Gaza/Tel Aviv/New York. Die palästinensische Regierung hat die Nahost-Friedensverhandlungen nach massiven israelischen Angriffen auf den Gazastreifen auf Eis gelegt. Bei den folgenschwersten Gefechten seit der Machtübernahme der radikalislamischen Hamas in Gaza vor rund neun Monaten töteten die israelischen Truppen am Wochenende fast 70 Palästinenser, darunter viele Zivilpersonen. Die gemäßigte palästinensische Führung im Westjordanland, die selbst eine Gegnerin der Hamas ist, verurteilte die Angriffe als "Holocaust" und "Völkermord". Papst Benedikt XVI. appellierte an beide Seiten, die Kämpfe ohne Vorbedingungen zu stoppen.
Ägypten öffnete unterdessen seinen Grenzübergang zum Gazastreifen, um verwundete Palästinenser aufzunehmen. Ägypten schickte 27 Krankenwagen zum Grenzübergang Rafah. Sie sollten 150 bis 200 Verwundete in Krankenhäuser auf der Halbinsel Sinai bringen.
Hamas-Regierungschef Ismail Hanija bat nach Angaben eines Sprechers die Regierungen Ägyptens, Saudi-Arabiens, Jordaniens und anderer arabischer Staaten um internationale Unterstützung. Außerdem sprach er sich für Gespräche mit der rivalisierenden Fatah-Bewegung von Präsident Mahmud Abbas aus. Der israelische Vize-Verteidigungsminister Matan Vilnai hatte den Palästinensern eine "Schoah" angedroht und einen Sturm der Entrüstung ausgelöst. Eigentlich ein hebräisches Wort für "Katastrophe" oder "Zerstörung", ist "Schoah" seit dem 1985 erschienenen Dokumentarfilm des Franzosen Claude Lanzmann über die Ermordung von sechs Millionen Juden durch Nazi-Deutschland zum Inbegriff für den Holocaust geworden. "Im Nachhinein hätte ich wohl besser einen anderen Ausdruck benutzen sollen, obwohl klar war, dass ich eine Katastrophe meinte", sagte Vilnai.

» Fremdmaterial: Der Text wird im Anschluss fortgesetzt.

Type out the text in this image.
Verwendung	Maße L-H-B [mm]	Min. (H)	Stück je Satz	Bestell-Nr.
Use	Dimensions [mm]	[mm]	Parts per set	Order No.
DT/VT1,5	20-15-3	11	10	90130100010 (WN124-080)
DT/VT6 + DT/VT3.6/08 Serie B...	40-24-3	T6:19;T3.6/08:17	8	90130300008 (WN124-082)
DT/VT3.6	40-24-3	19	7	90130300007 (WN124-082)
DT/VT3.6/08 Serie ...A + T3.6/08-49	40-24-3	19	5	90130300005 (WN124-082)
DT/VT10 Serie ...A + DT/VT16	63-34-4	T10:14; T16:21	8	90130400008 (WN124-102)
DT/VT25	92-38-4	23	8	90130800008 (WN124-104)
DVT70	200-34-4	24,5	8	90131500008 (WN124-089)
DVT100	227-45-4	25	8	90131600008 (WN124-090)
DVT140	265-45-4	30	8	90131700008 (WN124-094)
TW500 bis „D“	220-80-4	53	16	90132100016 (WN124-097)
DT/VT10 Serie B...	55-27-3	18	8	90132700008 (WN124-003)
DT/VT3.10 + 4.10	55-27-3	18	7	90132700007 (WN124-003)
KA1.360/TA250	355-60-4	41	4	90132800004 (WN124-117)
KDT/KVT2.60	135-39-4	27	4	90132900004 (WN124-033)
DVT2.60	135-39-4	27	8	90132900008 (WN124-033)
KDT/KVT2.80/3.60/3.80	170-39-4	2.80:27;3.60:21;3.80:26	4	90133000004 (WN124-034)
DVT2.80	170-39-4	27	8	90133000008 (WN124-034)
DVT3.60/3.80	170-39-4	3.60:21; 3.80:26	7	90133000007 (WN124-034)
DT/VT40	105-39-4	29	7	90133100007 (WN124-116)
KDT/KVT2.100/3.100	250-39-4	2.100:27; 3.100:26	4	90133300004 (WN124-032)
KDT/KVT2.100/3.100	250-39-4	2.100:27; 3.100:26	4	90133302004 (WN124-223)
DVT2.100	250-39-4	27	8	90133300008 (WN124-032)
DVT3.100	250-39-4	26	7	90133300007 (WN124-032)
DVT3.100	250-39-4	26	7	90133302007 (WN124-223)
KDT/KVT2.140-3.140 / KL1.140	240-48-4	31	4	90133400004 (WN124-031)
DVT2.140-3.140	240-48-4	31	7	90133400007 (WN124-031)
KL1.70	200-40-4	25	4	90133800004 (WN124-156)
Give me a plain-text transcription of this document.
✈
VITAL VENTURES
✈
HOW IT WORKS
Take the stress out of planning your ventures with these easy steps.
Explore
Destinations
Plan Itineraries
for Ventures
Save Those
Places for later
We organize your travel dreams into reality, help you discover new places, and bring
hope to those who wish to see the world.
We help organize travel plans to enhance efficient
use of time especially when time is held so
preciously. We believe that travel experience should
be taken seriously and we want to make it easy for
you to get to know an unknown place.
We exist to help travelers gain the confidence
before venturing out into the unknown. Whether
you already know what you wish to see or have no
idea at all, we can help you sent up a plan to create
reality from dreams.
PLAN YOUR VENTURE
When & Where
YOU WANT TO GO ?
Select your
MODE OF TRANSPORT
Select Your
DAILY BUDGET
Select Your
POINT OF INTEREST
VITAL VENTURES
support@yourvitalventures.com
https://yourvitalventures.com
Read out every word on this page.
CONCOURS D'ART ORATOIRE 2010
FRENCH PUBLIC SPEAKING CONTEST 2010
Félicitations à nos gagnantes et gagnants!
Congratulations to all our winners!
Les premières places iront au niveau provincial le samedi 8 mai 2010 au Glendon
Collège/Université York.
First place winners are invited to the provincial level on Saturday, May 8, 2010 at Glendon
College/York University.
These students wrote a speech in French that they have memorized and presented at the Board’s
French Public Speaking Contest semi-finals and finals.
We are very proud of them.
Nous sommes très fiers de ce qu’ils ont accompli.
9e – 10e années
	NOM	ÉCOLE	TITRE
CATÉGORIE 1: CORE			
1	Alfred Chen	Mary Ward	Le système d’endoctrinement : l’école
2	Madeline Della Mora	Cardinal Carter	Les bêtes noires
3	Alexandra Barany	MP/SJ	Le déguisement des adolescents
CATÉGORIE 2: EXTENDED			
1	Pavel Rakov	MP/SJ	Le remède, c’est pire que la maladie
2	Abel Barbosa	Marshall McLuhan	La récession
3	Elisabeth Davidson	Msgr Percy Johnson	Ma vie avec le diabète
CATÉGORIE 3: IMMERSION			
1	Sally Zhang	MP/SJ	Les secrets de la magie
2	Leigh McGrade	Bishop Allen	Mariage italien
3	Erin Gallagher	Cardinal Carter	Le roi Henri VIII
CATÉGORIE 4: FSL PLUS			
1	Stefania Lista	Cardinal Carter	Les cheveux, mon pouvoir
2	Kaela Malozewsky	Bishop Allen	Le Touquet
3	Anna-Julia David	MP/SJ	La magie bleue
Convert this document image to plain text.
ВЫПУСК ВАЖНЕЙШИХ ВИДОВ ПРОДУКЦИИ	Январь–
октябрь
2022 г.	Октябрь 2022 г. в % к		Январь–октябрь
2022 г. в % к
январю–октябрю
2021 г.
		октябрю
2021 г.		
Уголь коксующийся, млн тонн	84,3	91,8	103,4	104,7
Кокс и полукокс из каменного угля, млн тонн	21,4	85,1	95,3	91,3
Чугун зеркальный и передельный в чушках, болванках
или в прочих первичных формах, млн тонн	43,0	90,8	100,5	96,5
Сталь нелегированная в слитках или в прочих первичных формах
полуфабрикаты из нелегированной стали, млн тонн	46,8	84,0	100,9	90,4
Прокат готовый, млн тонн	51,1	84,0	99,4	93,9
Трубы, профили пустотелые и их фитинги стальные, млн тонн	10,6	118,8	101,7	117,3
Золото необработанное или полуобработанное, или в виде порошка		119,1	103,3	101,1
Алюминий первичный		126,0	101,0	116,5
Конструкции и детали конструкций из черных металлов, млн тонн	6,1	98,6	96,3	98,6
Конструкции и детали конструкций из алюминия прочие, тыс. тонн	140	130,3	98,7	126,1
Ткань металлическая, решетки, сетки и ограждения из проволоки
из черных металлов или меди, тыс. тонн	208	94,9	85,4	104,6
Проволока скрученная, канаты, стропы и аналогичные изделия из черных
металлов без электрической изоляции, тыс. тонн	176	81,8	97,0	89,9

Ausländische Medien übersetzten die Wortwahl des Ministers prompt mit dem Wort "Holocaust", das sich in der angelsächsischen Welt und auch in Deutschland als Begriff für den Völkermord an den Juden durchgesetzt hat. Der Schritt zum Vorwurf, Israel verübe an den Palästinensern Völkermord, lag für viele Kritiker nahe. Der Chef der radikalen Palästinensergruppe Hamas, Chaled Meschaal, erklärte seinerseits, Israel nutze den Holocaust als Vorwand, um gegen die Palästinenser im Gazastreifen vorzugehen. In Saudi-Arabien sagte am Sonntag ein Behördenvertreter der Nachrichtenagentur SPA, Israel ahme "mit seinem Vorgehen die Kriegsverbrechen der Nazis nach".